Status of Georgian Bay wetlands
Unpublished technical report
There are more than 3700 coastal wetlands along the eastern coast of Georgian Bay. They are unique among other coastal wetlands in the basin of the Laurentian Great Lakes, being some of the most pristine (Chow-Fraser 2006; Cvetkovic and Chow-Fraser 2011), and receive minimal impacts from agriculture, industry or urbanization. The largest current threat to coastal wetlands comes from increased cottage development and recent sustained low water levels (Midwood and Chow-Fraser 2012; Fracz and Chow-Fraser 2013; Leblanc et al. 2014). Secondly, the geomorphology of these wetlands is very different compared to those in Lakes Erie and Ontario, which are often densely vegetated with large expanses of cattails (Typha spp.) and are nutrient rich. These large marshes of the lower Great Lakes have underlying sedimentary bedrock and shallow slopes, often occurring at
rivermouths, behind barrier beaches and in protected embayments. By contrast, the wetlands in
eastern Georgian Bay tend to be small (< 2 ha), and form wetland complexes that function as
large wetland units (Midwood and Chow-Fraser 2015).
These wetlands in eastern Georgian Bay have pre-Cambrian granitic rock that shapes the morphology of the wetlands. There are, however, some wetlands in the southeast portion of Georgian Bay that have sedimentary limestone bedrock, similar to that in the Bruce Peninsula and Manitoulin Island (Midwood et al 2012). The third aspect that makes eastern Georgian Bay unique is the archipelago, rumoured to have 30,000+ islands, that dot the coast between Severn Sound and the French River. Often, there are small protected wetlands in the lee of these islands that provide excellent habitat for turtles and fish.

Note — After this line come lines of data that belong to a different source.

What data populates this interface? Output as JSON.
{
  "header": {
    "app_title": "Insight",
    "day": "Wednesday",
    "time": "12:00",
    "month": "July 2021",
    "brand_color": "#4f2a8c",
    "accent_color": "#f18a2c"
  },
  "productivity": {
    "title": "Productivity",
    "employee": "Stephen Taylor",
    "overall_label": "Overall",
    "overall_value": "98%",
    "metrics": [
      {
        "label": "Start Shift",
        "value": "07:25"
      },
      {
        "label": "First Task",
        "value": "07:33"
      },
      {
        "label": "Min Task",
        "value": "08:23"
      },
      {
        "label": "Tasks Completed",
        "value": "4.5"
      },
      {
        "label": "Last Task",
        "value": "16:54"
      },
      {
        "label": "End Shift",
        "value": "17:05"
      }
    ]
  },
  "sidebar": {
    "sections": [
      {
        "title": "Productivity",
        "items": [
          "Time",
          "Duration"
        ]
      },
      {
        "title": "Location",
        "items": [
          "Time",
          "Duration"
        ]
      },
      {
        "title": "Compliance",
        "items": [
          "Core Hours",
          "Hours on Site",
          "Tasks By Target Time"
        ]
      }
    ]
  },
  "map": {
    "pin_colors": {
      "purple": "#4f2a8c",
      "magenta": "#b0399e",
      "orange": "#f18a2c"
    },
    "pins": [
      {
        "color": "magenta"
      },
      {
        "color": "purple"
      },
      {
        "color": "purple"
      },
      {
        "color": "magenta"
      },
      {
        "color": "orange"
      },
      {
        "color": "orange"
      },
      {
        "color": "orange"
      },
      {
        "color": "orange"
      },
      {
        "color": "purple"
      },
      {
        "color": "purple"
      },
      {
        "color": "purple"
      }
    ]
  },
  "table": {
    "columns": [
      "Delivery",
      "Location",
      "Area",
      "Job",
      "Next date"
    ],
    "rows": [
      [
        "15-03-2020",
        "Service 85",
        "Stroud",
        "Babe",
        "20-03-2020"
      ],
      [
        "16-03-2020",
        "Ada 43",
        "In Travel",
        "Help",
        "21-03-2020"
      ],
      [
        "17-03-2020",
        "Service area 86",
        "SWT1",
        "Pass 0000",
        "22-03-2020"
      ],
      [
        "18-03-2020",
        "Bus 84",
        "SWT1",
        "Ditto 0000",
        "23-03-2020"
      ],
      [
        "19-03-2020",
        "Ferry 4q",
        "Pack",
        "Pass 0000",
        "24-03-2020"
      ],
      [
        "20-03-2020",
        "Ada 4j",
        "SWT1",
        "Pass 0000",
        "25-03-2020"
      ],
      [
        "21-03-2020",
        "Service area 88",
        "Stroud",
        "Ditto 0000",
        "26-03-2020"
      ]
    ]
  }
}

Similar to other wetlands of Lake Huron, those in Georgian Bay are naturally oligotrophic and have bulrushes (Schoenplectus spp.) as the dominant emergent vegetation. Lakes Huron-Michigan have experienced sustained low water levels since the late 1990s. The lack of inter-annual water-level fluctuation has negatively impacted both the species richness and diversity of plant and fish communities in the wetlands (Midwood and Chow-Fraser 2012). This is because changing water levels prevent the establishment of plant monocultures, allowing species to occupy different niches as the water level changes, and diverse aquatic plant communities tend to attract a diverse community of fish (Cvetkovic et al. 2010). The low water levels have been attributed to factors including long-term climate variability and the more recent effects of global climate change, glacial isostatic rebound, as well as past dredging of the St. Clair River.
This report summarizes the ecosystem status of coastal wetlands in eastern and northern Georgian Bay and the North Channel according to quaternary watersheds. Wetlands had been sampled with the same protocols for water quality, macrophyte and fish communities between 1998 and 2014.